Some people will resist that threshold, remaining insomniac, and I think some people are that way about worship: what one might call “worship insomniacs.” Sometimes that might be psychological -- needing to keep up one’s guard in order to resist outside pressure or to keep from dissolving identity -- and sometimes it might be physiological, something in the brain cell-structure or molecules. Forced insomnia, of course, is a form of torture. Perhaps this is true of forced worship deprivation.

Victor Turner
, an anthropologist, has been most eloquent about ritual time. He thinks of it as “going over a threshold” or limen into a different space, a sort of metaphorical room. Then at the end one must return to ordinary life by crossing the limen again. This is very important and often neglected when designing liturgy. When I went to Leadership School, the last worship service was scheduled for the moment after everyone was packed and ready to drive off. It was deliberately meant to reconcile people to going home and taking up their lives and work there. Designing something that would DO that when people had just spent a week together in a vulnerable state, exploring parts of themselves they normally ignored, making unexpected shifts of attitude and so on, turned out to be pretty difficult but also quite crucial. We had some bad experiences when people unready for re-entry crashed into their families or resisted their ordinary lives. Women were particularly likely to try to hang on to the special “space” when they got home and not to trust the idea that they could return to it or replicate it in their lives when they needed to. Men often seemed relieved: “Well, that’s over and I survived.”

Some worship experiences are meant to clear the decks, to dispose of one week’s insults and frustrations on Sunday so as to create new hopes for Monday. One theory of dreams is that they are the molecular sorting and discharge of unfinished or useless images and sensations, so that the mind is unburdened for conscious thought. Turner explored this on a cultural level, something like a New Year’s celebration at which people write regrets and apologies and failures on slips of paper and then burn them to symbolize their destruction to prepare for a clean start. He proposed that while “over the limen” people were in a state open to forgiveness and renewal, like successful psychotherapy, a child’s cathartic play, or an artist’s creative flow.

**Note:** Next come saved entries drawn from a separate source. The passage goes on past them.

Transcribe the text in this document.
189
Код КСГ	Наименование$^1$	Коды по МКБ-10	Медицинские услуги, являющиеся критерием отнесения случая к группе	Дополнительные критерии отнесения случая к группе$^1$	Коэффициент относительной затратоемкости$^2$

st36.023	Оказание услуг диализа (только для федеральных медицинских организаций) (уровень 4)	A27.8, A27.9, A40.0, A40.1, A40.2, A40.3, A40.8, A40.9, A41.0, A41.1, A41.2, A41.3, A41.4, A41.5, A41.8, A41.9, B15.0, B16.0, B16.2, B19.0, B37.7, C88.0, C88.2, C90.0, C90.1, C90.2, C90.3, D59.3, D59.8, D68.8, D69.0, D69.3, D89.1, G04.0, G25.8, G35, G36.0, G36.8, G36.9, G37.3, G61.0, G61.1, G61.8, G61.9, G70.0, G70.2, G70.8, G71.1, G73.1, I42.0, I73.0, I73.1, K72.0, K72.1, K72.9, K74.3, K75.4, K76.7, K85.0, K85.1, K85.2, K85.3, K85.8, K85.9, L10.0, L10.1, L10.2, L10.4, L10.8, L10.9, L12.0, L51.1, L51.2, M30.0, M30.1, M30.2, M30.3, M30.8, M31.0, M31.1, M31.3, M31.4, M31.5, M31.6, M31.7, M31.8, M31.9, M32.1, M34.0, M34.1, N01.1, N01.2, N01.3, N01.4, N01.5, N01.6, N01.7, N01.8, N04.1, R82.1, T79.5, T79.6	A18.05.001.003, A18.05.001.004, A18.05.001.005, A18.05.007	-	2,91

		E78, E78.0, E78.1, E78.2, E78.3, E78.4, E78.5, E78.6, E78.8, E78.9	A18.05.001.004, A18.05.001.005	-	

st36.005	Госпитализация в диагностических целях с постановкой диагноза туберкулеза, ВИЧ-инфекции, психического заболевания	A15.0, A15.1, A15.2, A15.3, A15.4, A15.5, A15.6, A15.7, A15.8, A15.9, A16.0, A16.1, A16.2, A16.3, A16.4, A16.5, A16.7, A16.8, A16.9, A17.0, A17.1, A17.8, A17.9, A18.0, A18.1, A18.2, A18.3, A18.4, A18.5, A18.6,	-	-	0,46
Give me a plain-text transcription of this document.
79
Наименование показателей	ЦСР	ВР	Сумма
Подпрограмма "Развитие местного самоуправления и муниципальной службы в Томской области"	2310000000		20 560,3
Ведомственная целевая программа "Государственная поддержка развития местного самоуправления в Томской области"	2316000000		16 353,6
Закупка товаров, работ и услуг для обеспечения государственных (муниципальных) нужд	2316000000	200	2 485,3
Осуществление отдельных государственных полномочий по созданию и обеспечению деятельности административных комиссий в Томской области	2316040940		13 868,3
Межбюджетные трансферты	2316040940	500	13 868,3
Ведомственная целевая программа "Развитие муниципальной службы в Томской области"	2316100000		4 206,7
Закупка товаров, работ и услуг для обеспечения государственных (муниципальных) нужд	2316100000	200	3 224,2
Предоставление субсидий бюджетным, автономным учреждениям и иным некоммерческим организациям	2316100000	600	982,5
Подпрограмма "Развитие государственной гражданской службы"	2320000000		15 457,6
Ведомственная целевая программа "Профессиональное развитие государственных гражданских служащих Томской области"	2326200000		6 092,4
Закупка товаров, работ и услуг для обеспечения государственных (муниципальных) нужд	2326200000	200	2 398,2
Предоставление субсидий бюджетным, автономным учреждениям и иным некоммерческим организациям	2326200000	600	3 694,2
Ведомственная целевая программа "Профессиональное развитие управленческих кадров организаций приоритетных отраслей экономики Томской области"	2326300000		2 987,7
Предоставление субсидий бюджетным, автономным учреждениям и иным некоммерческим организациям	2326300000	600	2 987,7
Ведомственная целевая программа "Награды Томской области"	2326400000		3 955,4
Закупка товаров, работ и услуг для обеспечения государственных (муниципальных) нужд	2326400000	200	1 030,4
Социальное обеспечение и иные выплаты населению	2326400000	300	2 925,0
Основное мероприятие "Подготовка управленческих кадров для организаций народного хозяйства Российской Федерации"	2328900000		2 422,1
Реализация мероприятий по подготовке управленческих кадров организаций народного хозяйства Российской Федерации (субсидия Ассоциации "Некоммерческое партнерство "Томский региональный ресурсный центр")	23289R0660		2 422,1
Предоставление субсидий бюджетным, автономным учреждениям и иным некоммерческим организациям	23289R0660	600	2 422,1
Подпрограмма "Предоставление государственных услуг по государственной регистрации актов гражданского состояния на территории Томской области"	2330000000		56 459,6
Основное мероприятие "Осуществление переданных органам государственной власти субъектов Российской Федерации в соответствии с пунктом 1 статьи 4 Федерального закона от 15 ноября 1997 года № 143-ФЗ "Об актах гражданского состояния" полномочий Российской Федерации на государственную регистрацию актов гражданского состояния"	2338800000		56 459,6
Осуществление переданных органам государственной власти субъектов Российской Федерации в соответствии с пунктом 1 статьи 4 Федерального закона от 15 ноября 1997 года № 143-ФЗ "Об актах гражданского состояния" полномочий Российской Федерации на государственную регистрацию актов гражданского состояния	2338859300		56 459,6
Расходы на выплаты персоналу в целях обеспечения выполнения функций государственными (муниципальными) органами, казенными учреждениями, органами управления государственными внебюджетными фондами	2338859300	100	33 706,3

My mundane comparison is that while in that “place,” it is as though the gear shift pedal is pushed to the floor so that one can change gears, not in a trivial way, but so as to forgive, to change one’s world view, to loosen repression, or to let thoughts and feelings from others enter one’s own mind. Normally we don’t do this and never realize that we don’t. But it is crucial to “transition ceremonies” (“rites of passage”), like marriage or coming of age. Many argue that the reason so many people seem to fail to bond or to grow up is that they have no effective ritual of change and therefore go right on with single preoccupations or acting like a child. The control of these states is only legal, the proverbial “piece of paper,” instead of new human consciousness. Conversely the ceremonies themselves have become a matter of materialism: “spending and getting.” No one is changed.

I’ll deal with content and some “orders” proposed by other thinkers at a later blog.